5. Fungsi Pergetahan
Kulit diliputi oleh dua jenis pergetahan, yaitu sebum dan keringat. Getah sebum
dihasilkan oleh kelenjar sebaseus dan keringat dihasilkan oleh kelenjar keringat.
Sebum adalah sejenis zat lemak yang membuat kulit menjadi lentur.

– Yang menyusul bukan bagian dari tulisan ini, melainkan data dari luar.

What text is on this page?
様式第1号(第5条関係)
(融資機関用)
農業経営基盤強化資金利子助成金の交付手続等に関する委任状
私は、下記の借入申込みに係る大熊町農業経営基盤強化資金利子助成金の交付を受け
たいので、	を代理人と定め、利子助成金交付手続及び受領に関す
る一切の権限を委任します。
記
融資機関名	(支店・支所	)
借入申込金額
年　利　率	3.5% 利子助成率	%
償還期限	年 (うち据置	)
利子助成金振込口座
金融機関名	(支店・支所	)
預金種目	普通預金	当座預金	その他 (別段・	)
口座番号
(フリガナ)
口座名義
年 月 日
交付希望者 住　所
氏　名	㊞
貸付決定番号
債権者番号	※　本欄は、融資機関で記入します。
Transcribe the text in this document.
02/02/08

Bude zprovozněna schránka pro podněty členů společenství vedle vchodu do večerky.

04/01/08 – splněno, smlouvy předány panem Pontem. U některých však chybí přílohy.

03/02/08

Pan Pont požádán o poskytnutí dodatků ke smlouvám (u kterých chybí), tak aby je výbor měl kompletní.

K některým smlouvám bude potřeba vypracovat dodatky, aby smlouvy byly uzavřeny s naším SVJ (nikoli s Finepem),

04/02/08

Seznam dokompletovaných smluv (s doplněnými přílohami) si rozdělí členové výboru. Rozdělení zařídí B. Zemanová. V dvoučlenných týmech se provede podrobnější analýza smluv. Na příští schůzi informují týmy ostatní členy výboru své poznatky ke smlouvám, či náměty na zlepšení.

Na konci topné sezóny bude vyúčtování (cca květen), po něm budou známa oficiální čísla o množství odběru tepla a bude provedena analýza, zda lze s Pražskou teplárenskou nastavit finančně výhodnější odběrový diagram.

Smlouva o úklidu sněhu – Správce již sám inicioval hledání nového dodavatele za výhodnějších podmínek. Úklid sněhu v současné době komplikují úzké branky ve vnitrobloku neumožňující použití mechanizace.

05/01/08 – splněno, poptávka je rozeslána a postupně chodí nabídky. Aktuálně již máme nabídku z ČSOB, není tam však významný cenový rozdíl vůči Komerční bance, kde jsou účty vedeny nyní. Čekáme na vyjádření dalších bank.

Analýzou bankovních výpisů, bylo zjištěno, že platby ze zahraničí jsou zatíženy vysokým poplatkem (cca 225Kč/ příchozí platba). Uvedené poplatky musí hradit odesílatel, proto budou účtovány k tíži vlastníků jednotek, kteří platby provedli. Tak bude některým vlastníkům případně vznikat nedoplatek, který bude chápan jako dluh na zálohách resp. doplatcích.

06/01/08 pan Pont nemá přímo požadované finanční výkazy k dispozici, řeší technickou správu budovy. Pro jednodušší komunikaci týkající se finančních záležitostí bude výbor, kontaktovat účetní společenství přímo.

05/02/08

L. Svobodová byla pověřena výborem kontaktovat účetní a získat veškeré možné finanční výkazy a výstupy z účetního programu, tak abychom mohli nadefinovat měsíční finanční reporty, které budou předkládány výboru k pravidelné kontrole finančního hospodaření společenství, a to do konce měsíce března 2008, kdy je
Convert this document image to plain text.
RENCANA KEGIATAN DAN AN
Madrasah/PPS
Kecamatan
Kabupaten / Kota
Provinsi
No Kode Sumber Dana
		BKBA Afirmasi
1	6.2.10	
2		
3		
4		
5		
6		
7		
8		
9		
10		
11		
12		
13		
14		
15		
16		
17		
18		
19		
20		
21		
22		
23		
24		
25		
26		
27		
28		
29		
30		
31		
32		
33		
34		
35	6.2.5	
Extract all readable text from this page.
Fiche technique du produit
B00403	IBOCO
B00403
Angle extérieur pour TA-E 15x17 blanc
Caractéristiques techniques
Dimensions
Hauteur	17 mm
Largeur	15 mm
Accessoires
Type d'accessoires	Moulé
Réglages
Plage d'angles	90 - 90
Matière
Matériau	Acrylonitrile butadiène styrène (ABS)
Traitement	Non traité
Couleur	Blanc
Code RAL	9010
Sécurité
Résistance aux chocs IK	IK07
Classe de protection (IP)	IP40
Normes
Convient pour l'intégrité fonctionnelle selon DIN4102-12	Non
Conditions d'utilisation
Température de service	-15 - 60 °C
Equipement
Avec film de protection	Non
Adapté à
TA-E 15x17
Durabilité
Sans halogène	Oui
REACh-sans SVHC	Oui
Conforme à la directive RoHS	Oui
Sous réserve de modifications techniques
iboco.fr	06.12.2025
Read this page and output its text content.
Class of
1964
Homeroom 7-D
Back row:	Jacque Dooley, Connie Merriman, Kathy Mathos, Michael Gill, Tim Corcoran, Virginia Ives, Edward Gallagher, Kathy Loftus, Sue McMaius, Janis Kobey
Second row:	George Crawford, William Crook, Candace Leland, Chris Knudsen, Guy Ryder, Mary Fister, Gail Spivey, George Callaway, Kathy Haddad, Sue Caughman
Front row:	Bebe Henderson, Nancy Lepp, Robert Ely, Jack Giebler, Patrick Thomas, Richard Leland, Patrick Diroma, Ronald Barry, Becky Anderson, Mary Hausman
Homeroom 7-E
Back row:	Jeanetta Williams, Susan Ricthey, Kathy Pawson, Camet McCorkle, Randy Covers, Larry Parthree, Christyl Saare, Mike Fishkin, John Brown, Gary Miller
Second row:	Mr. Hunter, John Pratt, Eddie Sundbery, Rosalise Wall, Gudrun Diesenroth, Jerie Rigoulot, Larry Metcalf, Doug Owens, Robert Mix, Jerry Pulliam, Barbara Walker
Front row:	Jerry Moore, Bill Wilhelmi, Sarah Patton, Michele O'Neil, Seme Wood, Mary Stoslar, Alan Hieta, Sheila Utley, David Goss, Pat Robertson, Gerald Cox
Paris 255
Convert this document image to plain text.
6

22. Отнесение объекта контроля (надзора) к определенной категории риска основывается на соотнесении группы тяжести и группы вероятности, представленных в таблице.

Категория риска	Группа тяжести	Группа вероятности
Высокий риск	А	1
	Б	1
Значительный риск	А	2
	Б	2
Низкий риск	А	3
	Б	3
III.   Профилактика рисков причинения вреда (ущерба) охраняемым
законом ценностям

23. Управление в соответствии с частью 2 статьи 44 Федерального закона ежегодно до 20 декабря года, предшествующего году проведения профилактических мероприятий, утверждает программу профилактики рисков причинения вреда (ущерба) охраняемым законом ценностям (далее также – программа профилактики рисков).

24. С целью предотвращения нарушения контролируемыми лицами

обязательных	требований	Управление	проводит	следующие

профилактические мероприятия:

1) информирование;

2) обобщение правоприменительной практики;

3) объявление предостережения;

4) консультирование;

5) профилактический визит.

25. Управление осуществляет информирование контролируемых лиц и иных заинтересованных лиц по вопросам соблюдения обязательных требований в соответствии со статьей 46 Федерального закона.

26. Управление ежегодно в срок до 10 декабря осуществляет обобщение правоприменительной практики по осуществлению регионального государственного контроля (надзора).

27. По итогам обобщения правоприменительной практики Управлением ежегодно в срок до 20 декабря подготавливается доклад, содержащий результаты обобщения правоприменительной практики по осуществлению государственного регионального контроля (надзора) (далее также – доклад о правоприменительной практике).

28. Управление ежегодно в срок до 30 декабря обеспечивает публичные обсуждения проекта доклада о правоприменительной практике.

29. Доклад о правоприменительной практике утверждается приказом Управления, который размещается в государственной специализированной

2.2 Melasma Definisi Melasma
Melasma adalah hipermelanosis yang tidak merata terutama pada muka,
berwarna coklat muda sampai coklat tua, berkembang lambat, dan umumnya
simetrik. Melasma atau flek pada wajah biasanya terjadi karena meningkatnya
pigmentasi pada bagian yang sering terpapar sinar matahari. Melasma berbentuk
bercak gelap tidak beraturan pada kulit. Paparan sinar matahari meningkatkan
aktivitas dan jumlah melanosit, sel yang memproduksi melanin. Hasilnya produksi
Gambar 2. Melasma Pada Wajah
Etiologi
Melasma yang dahulu disebut kloasma umumnya lebih banyak pada wanita
dan penduduk yang tinggal di daerah tropis. Melasma disebabkan peningkatan jumlah
dan aktivitas melanosit. Faktor-faktor yang berperan :
1. obat-obatan, misalnya : kloroquin, klorpromazin, anti epilepsi.
2. hormon, misalnya : Melanosit Stimulating Hormon (M.S.H), ACTH,
estrogen, dan progesterone.
3. sinar ultraviolet
5. bahan kimia yang bersifat iritasi atau fotosensitasi (dalam kosmetik)
(Djuanda, A, dkk,1993).
Warna kulit manusia ditentukan oleh berbagai faktor, terutama oleh pigmen
melanin. Melanosis adalah kelainan pada proses pembentukan pigmen melanin kulit
yang dibagi lagi menjadi hipermelanosis dan hipomelanosis.
Fitzpatrick membaginya dalam:
a. hipomelanosis/amelanosis
b. hipermelanosis coklat
c. hipermelanosis abu-abu.
Perbedaan kedua golongan hipermelanosis tersebut terletak pada distribusi
melanin dalam kulit. Pada hipermelanosis coklat melanin letaknya lebih dangkal, dan
pada hipermelanosis abu-abu, melanin letaknya dalam.
Klasifikasi
Terdapat beberapa jenis melasma ditinjau dari gambaran klinis, berdasarkan
distribusi bercaknya yaitu :
1. pola sentrofasial (63% , terdapat pada kening, hidung, dagu, dan di atas
bibir)
2. pola malar (21 % , terdapat pada hidung dan pipi)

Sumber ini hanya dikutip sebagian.